A défaut de paiement complet de la créance, l'intimée, dépositaire, est en droit d'opposer à l'appelant un droit de rétention. Ce droit ne peut être considéré comme étant contraire à l'article 1 du protocole N°1 de la Convention Européenne des Droits de l'Homme dès lors qu'il ne porte pas atteinte au droit de propriété du déposant mais institue seulement une garantie particulière en faveur du dépositaire pour le paiement de sa créance, comparable à un droit de gage ou à une saisie conservatoire. Ce droit porte sur tous les biens entreposés, quelle que soit leur nature. Le droit de rétention étant indivisible, l'intimée peut à juste titre refuser de restituer les biens jusqu'au paiement total de sa créance.

Il sera relevé enfin que Monsieur V. ne rapporte aucune preuve du contenu déposé dans des cartons dans les locaux de la société EUROMOVING et il n'importe pas pour la régularité de l'exercice du droit de rétention que ces objets aient ou non une valeur marchande, la dépositaire n'ayant pas le droit sans autre autorisation de faire procéder à la vente des biens retenus.

Le jugement déféré sera en conséquence confirmé en ce qu'il a débouté l'appelant de sa demande en restitution des effets déposés.

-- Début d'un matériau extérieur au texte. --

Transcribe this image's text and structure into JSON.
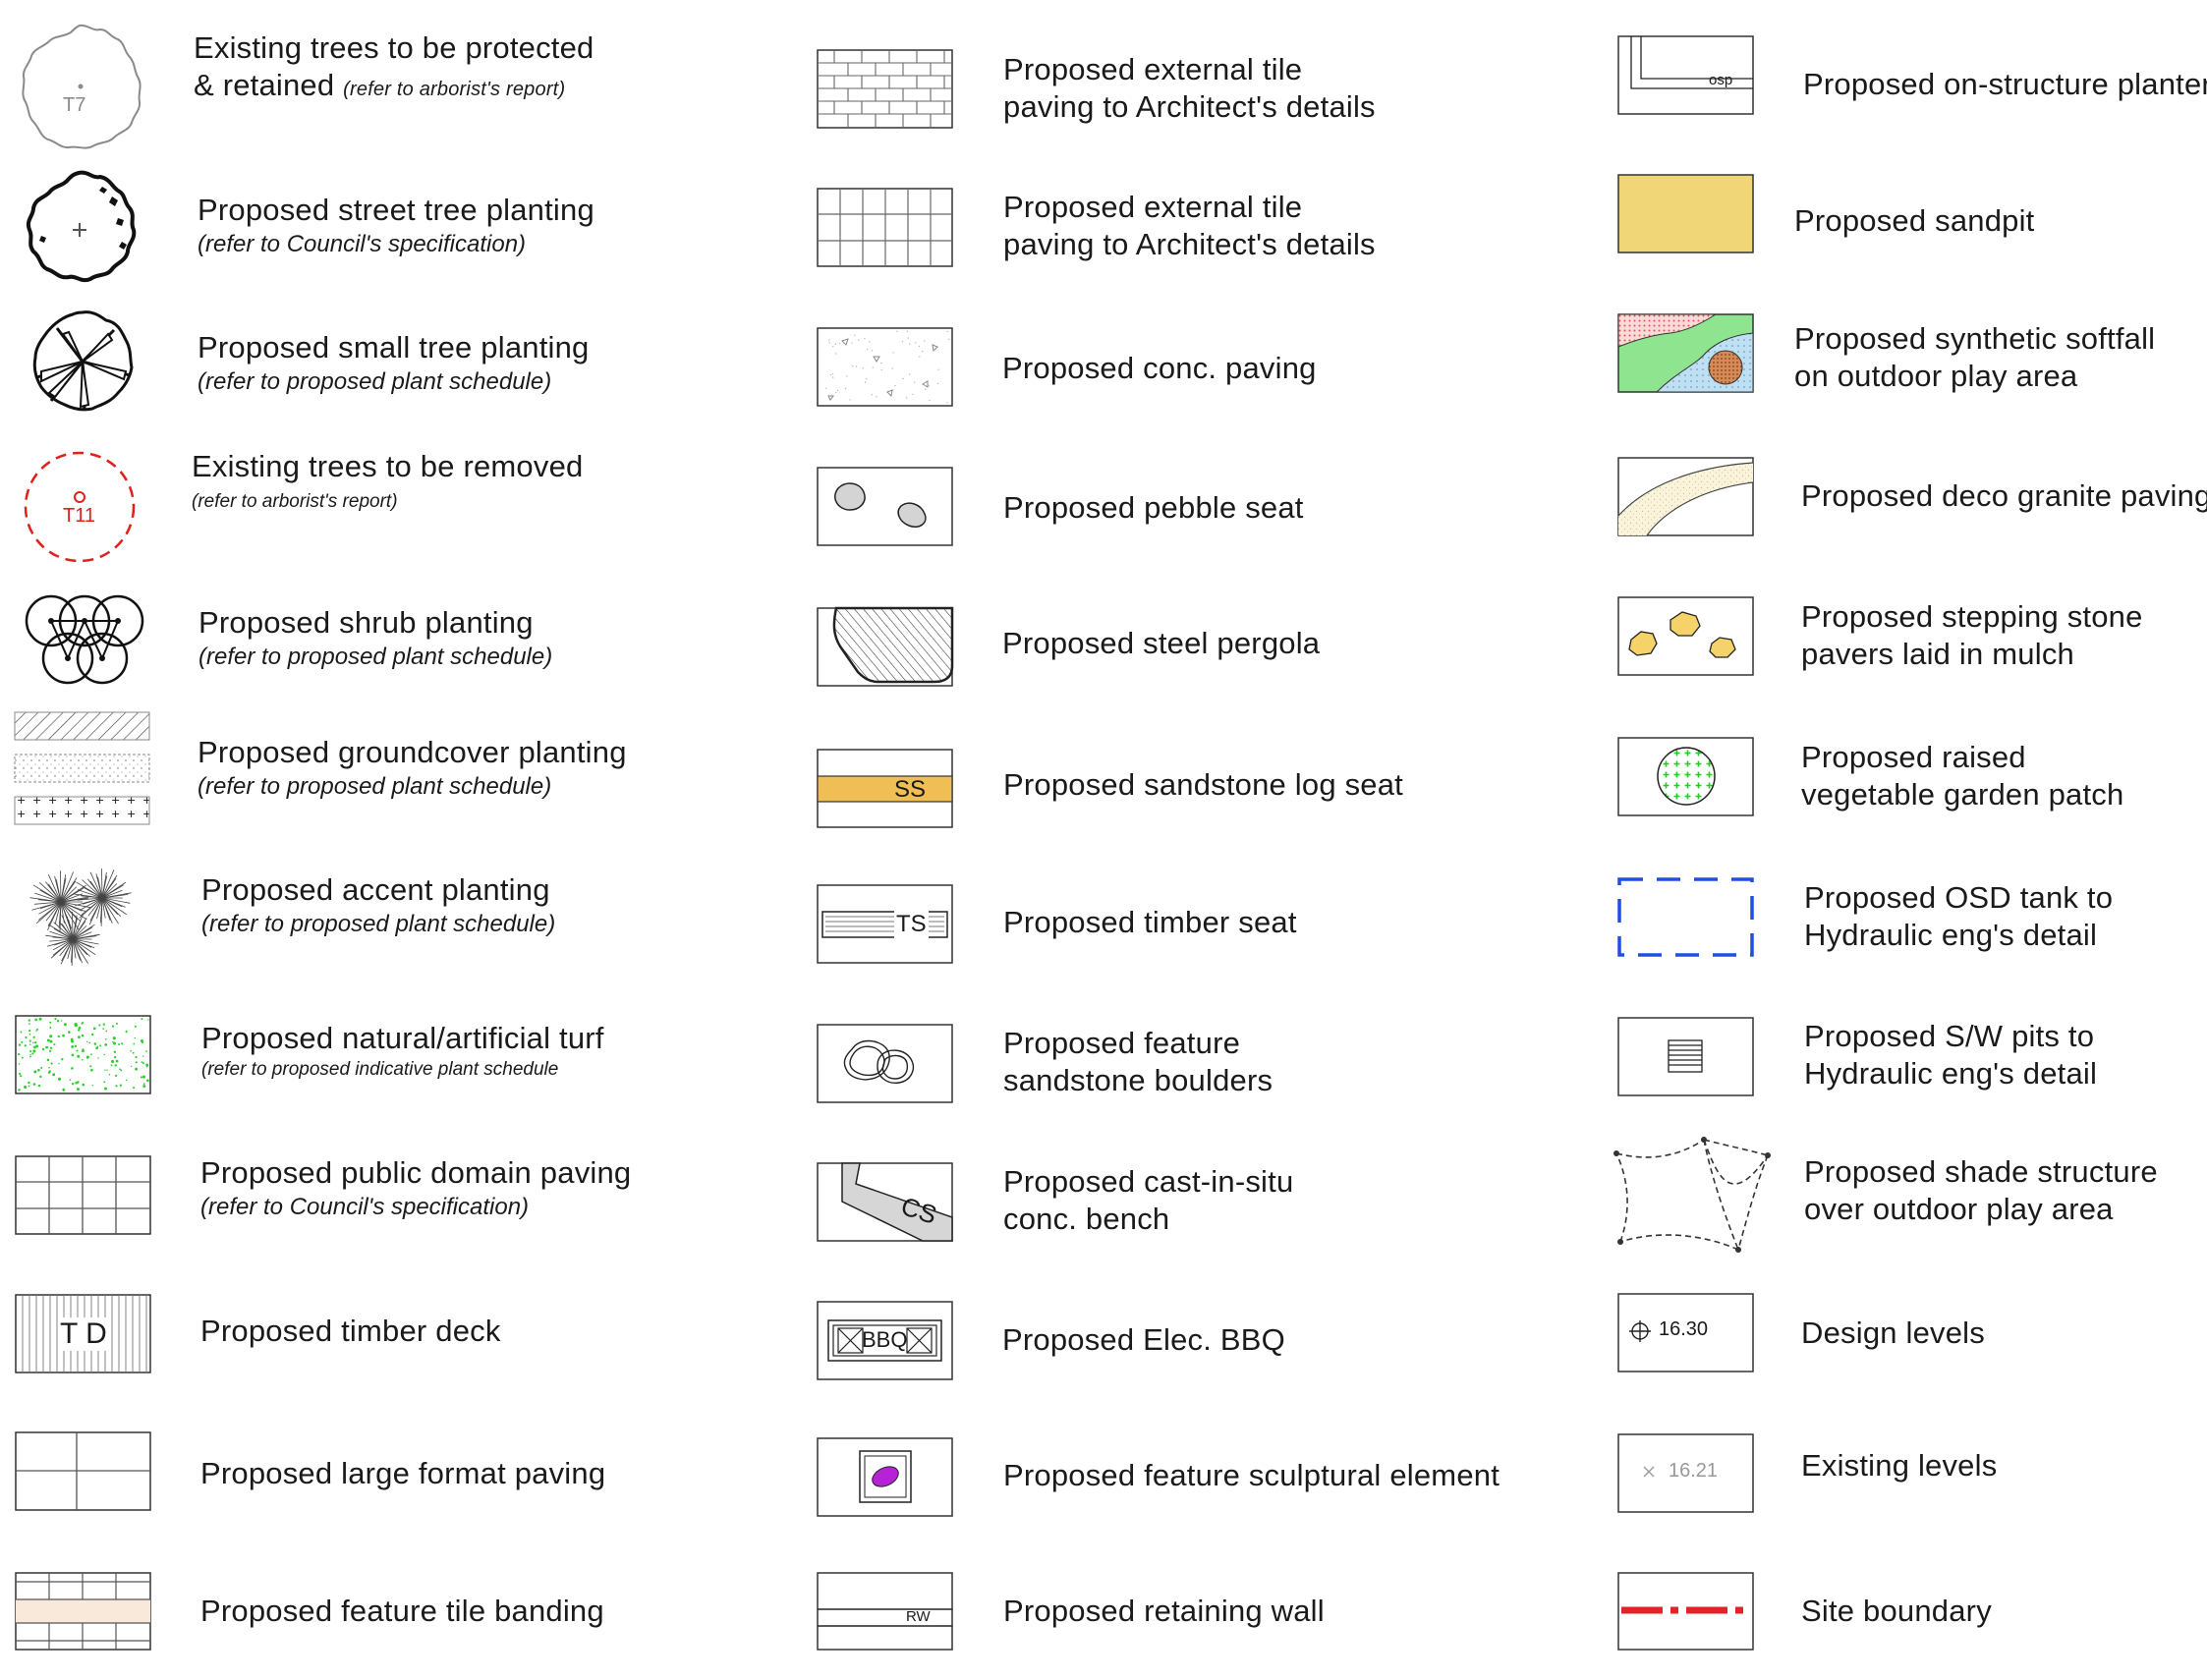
{
  "legend": {
    "column_1": [
      {
        "line1": "Existing trees to be protected",
        "line2": "& retained",
        "note": "(refer to arborist's report)",
        "tag": "T7"
      },
      {
        "line1": "Proposed street tree planting",
        "note": "(refer to Council's specification)"
      },
      {
        "line1": "Proposed small tree planting",
        "note": "(refer to proposed plant schedule)"
      },
      {
        "line1": "Existing trees to be removed",
        "note": "(refer to arborist's report)",
        "tag": "T11"
      },
      {
        "line1": "Proposed shrub planting",
        "note": "(refer to proposed plant schedule)"
      },
      {
        "line1": "Proposed groundcover planting",
        "note": "(refer to proposed plant schedule)"
      },
      {
        "line1": "Proposed accent planting",
        "note": "(refer to proposed plant schedule)"
      },
      {
        "line1": "Proposed natural/artificial turf",
        "note": "(refer to proposed indicative plant schedule"
      },
      {
        "line1": "Proposed public domain paving",
        "note": "(refer to Council's specification)"
      },
      {
        "line1": "Proposed timber deck",
        "tag": "T D"
      },
      {
        "line1": "Proposed large format paving"
      },
      {
        "line1": "Proposed feature tile banding"
      }
    ],
    "column_2": [
      {
        "line1": "Proposed external tile",
        "line2": "paving to Architect's details"
      },
      {
        "line1": "Proposed external tile",
        "line2": "paving to Architect's details"
      },
      {
        "line1": "Proposed conc. paving"
      },
      {
        "line1": "Proposed pebble seat"
      },
      {
        "line1": "Proposed steel pergola"
      },
      {
        "line1": "Proposed sandstone log seat",
        "tag": "SS"
      },
      {
        "line1": "Proposed timber seat",
        "tag": "TS"
      },
      {
        "line1": "Proposed feature",
        "line2": "sandstone boulders"
      },
      {
        "line1": "Proposed cast-in-situ",
        "line2": "conc. bench",
        "tag": "CS"
      },
      {
        "line1": "Proposed Elec. BBQ",
        "tag": "BBQ"
      },
      {
        "line1": "Proposed feature sculptural element"
      },
      {
        "line1": "Proposed retaining wall",
        "tag": "RW"
      }
    ],
    "column_3": [
      {
        "line1": "Proposed on-structure planter",
        "tag": "osp"
      },
      {
        "line1": "Proposed sandpit"
      },
      {
        "line1": "Proposed synthetic softfall",
        "line2": "on outdoor play area"
      },
      {
        "line1": "Proposed deco granite paving"
      },
      {
        "line1": "Proposed stepping stone",
        "line2": "pavers laid in mulch"
      },
      {
        "line1": "Proposed raised",
        "line2": "vegetable garden patch"
      },
      {
        "line1": "Proposed OSD tank to",
        "line2": "Hydraulic eng's detail"
      },
      {
        "line1": "Proposed S/W pits to",
        "line2": "Hydraulic eng's detail"
      },
      {
        "line1": "Proposed shade structure",
        "line2": "over outdoor play area"
      },
      {
        "line1": "Design levels",
        "tag": "16.30"
      },
      {
        "line1": "Existing levels",
        "tag": "16.21"
      },
      {
        "line1": "Site boundary"
      }
    ]
  },
  "colors": {
    "line": "#2a2a2a",
    "grey_line": "#8a8a8a",
    "removed_tree_red": "#e0201a",
    "sand_yellow": "#f0d677",
    "sandstone_orange": "#efbf55",
    "turf_green": "#2fcf2f",
    "softfall_green": "#8fe58f",
    "softfall_red_dots": "#f08a8a",
    "softfall_blue": "#bfe0f2",
    "softfall_brown": "#d88a55",
    "stepping_stone_yellow": "#f5d36a",
    "sculpture_purple": "#b623d6",
    "osd_blue": "#1f4fe0",
    "boundary_red": "#e3232a",
    "pebble_grey": "#d4d4d4"
  }
}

Succombant en la procédure, l'appelant sera condamné aux dépens de l'instance d'appel ainsi qu'à verser à l'intimée la somme de 600 euros sur le fondement de l'article 700 du code de procédure civile.

Dispositif

PAR CES MOTIFS

CONFIRME le jugement entrepris,

CONDAMNE Monsieur Christophe V. à payer à la SARL EUROMOVING la somme de 600 euros (six cents euros) sur le fondement de l'article 700 du code de procédure civile,

CONDAMNE Monsieur Christophe V. aux dépens de l'instance d'appel.